IFN-γ, IL-4, and TNF-α expression was significantly higher in RA than in healthy blood (P = 0.0023, 0.003, and 0.0004, respectively). In RA samples, T-bet expression correlated with that of IFN-γ (r = 0.738, P < 0.0001) and negatively correlated with serum CRP levels (r = -0.516, P = 0.004). No correlation between T-bet and IFN-γ expression was observed in healthy blood. Next, we separated RA patients into two groups according to their serum CRP levels. In comparison with healthy or mild RA (CRP <40 mg/l, n = 19), active RA blood (CRP >40 mg/l, n = 9) showed significantly lower ratio of T-bet/β-actin (P = 0.014, P = 0.0009) or T-bet/GATA-3 (P = 0.0035, P = 0.0085, respectively). Active RA blood expressed significantly lower IFN-γ mRNA in comparison with that of mild RA (P = 0.014). There was no difference of IFN-γ expression between active RA and healthy blood, but active RA showed higher expression of IL-4 than that of healthy samples (P = 0.025). TNF-α expression by active RA blood was lower than that of mild RA (P = 0.013) and healthy blood, though not significantly so.

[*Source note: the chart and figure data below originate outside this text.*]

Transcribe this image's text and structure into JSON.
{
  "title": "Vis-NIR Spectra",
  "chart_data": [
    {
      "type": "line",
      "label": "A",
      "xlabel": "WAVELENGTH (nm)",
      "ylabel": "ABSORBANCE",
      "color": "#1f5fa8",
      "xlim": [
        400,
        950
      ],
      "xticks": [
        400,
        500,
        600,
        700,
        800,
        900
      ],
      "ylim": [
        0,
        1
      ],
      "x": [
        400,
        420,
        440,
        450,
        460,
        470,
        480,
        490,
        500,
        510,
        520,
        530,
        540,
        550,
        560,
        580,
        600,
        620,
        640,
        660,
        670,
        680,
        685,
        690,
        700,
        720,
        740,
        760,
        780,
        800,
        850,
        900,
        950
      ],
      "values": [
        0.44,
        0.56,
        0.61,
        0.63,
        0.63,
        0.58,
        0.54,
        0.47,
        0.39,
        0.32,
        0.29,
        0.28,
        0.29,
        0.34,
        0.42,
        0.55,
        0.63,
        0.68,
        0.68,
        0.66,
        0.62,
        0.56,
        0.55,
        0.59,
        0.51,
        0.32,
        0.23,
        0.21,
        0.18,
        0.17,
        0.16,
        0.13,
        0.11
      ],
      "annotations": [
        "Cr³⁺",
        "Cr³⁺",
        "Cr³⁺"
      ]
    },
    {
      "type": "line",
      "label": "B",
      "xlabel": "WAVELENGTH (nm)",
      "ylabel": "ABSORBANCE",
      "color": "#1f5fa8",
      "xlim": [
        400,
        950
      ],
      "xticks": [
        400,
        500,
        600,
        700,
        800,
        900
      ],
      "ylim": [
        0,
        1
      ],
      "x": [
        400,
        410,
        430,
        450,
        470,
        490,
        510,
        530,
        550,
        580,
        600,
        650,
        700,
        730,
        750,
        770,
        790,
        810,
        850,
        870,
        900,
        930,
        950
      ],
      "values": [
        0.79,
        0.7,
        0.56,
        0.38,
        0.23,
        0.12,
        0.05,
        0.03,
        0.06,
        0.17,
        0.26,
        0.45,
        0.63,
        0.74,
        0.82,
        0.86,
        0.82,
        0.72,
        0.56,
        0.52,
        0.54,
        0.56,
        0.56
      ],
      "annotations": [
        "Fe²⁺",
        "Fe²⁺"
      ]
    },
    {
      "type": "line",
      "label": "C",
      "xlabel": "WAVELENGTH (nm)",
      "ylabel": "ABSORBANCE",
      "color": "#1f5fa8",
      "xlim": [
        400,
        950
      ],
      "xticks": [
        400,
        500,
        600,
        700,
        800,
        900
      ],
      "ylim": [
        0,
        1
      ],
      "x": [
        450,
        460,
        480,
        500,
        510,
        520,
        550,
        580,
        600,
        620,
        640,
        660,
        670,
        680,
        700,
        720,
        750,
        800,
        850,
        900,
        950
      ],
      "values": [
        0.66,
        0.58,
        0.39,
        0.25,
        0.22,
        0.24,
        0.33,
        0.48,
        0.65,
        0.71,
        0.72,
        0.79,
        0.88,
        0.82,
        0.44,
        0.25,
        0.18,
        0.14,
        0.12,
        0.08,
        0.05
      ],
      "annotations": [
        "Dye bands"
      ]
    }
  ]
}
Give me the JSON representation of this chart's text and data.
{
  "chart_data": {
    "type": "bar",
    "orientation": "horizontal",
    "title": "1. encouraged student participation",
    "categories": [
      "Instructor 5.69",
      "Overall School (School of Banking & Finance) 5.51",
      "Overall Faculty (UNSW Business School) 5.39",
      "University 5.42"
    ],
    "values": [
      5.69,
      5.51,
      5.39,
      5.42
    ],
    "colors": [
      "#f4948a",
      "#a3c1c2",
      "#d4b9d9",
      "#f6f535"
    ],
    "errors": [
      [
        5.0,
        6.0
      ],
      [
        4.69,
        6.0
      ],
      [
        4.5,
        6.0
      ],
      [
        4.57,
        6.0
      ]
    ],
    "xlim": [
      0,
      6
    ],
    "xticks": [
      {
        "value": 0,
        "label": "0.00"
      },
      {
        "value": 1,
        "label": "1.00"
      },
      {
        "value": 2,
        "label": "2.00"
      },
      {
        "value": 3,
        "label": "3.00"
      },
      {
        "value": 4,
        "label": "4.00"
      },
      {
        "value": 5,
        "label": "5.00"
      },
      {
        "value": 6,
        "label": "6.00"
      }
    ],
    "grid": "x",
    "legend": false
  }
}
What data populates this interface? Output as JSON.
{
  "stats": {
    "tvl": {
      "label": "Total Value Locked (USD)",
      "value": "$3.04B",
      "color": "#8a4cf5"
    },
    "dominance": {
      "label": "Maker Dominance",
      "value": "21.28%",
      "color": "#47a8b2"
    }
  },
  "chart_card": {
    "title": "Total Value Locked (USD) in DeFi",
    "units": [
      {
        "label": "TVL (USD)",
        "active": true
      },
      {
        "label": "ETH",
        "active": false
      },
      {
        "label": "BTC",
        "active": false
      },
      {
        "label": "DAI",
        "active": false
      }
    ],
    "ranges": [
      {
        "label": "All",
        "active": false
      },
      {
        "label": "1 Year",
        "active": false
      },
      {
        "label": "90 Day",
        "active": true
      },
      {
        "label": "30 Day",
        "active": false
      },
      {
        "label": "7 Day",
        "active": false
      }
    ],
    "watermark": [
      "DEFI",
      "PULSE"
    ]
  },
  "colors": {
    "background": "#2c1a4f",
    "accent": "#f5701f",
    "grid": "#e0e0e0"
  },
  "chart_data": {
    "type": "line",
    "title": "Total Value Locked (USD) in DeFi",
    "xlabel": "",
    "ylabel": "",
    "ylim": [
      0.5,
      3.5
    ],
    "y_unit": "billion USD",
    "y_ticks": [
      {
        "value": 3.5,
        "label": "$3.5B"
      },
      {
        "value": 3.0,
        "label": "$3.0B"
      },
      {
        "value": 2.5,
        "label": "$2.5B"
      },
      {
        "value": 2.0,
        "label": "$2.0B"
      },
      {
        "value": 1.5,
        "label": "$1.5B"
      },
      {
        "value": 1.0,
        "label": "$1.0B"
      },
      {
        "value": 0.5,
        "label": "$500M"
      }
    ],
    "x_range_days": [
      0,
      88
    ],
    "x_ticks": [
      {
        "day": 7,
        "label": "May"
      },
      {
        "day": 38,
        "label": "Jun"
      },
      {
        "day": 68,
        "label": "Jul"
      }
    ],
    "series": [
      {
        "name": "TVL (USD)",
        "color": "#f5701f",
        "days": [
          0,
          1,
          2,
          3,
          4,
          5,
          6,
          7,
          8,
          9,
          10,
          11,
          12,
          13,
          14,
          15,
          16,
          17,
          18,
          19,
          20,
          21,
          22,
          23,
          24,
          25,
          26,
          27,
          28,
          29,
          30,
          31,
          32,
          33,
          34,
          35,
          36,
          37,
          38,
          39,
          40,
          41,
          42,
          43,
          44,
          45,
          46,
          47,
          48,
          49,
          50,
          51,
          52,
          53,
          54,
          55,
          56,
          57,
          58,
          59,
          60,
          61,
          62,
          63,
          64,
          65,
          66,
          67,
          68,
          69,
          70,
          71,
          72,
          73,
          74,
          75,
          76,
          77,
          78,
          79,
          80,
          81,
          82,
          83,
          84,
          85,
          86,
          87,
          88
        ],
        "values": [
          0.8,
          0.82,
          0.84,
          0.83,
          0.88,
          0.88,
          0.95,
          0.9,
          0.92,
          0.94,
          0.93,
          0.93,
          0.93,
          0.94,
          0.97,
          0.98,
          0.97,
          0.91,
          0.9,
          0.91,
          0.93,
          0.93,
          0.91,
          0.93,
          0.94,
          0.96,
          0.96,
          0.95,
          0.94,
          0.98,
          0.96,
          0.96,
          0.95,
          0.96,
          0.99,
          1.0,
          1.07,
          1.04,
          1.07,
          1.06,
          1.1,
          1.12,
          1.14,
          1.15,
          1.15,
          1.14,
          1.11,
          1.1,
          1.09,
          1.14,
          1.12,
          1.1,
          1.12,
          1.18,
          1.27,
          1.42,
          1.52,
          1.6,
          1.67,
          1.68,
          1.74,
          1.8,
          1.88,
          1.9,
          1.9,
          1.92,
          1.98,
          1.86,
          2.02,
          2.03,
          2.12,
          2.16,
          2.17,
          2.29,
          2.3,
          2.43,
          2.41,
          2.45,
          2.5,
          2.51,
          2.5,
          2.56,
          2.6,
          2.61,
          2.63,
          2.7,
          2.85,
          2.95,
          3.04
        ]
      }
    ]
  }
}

These findings demonstrate that IFN-γ, T-bet, or TNF-α expression by whole blood cells may be influenced by disease activity of RA, and the combination of the defect of TNF-α and Th1 immune response indicated by low IFN-γ and T-bet with high IL-4 expression in the active RA blood, with the additional effect of blockade of TNF activation on T cells, may represent critical conditions for the development of tuberculosis.